The first, the Small Business Tax Equity Act, would upend a little-known section of the tax code and allow cannabis businesses to deduct ordinary expenses on their federal taxes. Currently, section 280E prohibits businesses from writing off expenses like rent and payroll because they are selling a federally illegal drug.
If passed, the law would allow companies in compliance with state law to access the deductions and credits other business are entitled to. Tax equity has become one of the most talked-about issues in the industry with many companies still losing money despite considerable growth in legal state cannabis markets.
The legislation was also introduced – and failed – in the last Congress with 13 House cosponsors and five Senate cosponsors. It is unlikely to face a different fate this year, particularly given that it would reduce federal tax revenue without providing a replacement.

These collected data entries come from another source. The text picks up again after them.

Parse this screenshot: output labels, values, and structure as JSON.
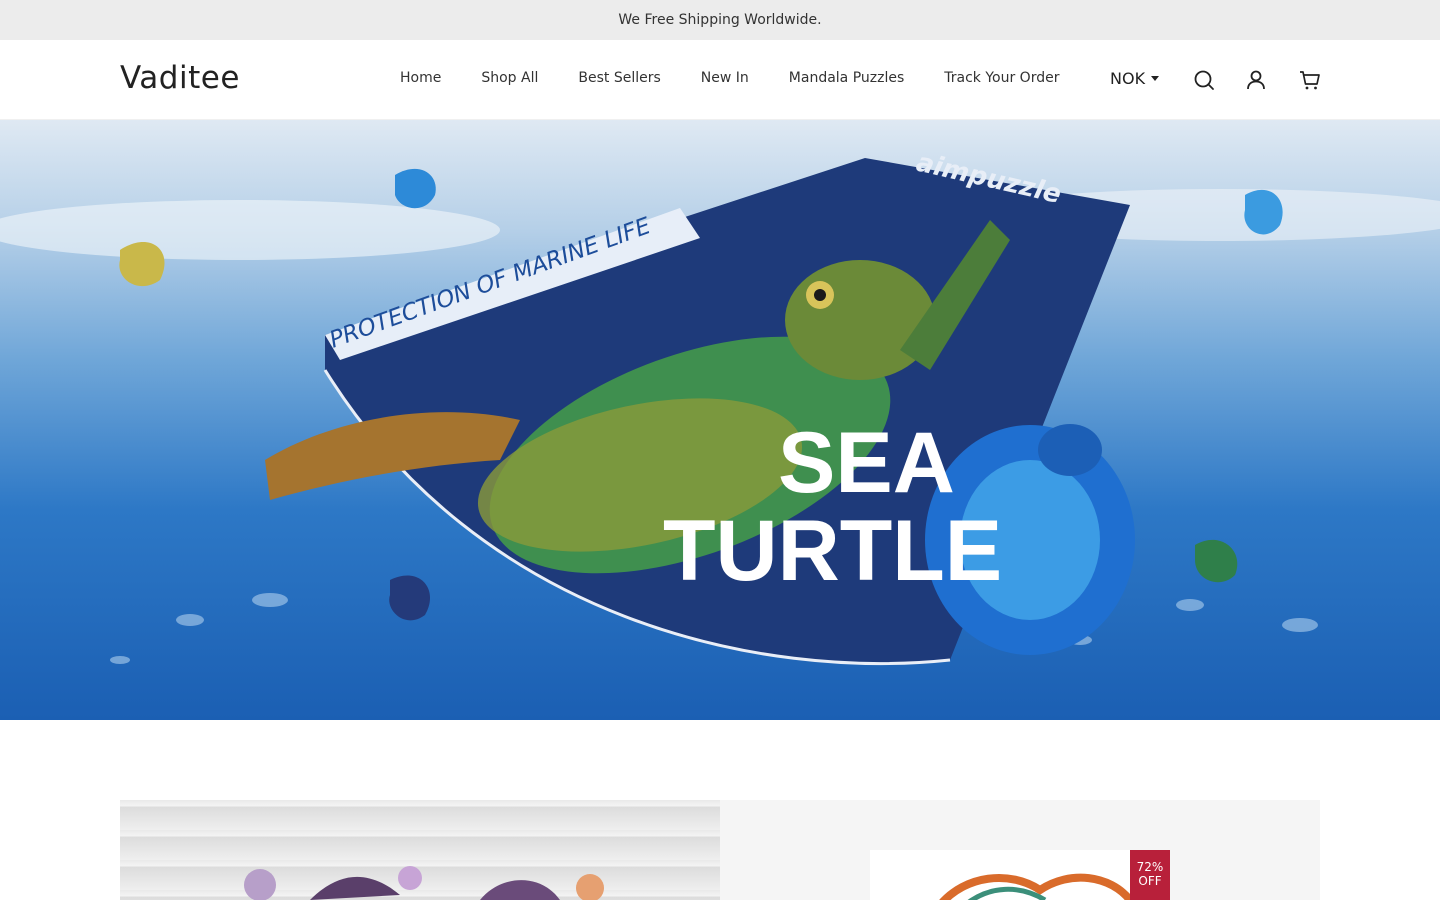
{
  "announcement": {
    "text": "We Free Shipping Worldwide."
  },
  "header": {
    "logo": "Vaditee",
    "nav": [
      "Home",
      "Shop All",
      "Best Sellers",
      "New In",
      "Mandala Puzzles",
      "Track Your Order"
    ],
    "currency": "NOK",
    "icons": [
      "search-icon",
      "account-icon",
      "cart-icon"
    ]
  },
  "hero": {
    "banner_brand": "aimpuzzle",
    "banner_tagline": "PROTECTION OF MARINE LIFE",
    "title_line1": "SEA",
    "title_line2": "TURTLE"
  },
  "featured": {
    "badge_percent": "72%",
    "badge_label": "OFF"
  },
  "colors": {
    "announcement_bg": "#ececec",
    "puzzle_navy": "#1e3a7a",
    "badge_red": "#b8203a"
  }
}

The second, the Veterans Medical Marijuana Safe Harbor Act, was introduced in both the House and Senate with bipartisan support. This bill would allow VA doctors to officially recommend medical cannabis in states where it is legal and provide a five-year “safe harbor” where veterans could not be punished for state-legal cannabis use.
Currently, VA doctors are permitted to discuss cannabis with patients but cannot take the next step of providing the paperwork to actually authorize it. This means veterans are forced to seek care from out-of-network (and out-of-pocket) physicians.
This bill has also seen past legislative failure. In the last Congress, an amendment containing the provision was dropped from the annual budget bill during negotiations.
Despite their uphill political battles, these newly reintroduced bills and their supporters are continuing to push for federal cannabis law that is more aligned with state law and trends. Although unlikely to be passed in this session, these bills create a marker for future discussions, likely post-2024 election season.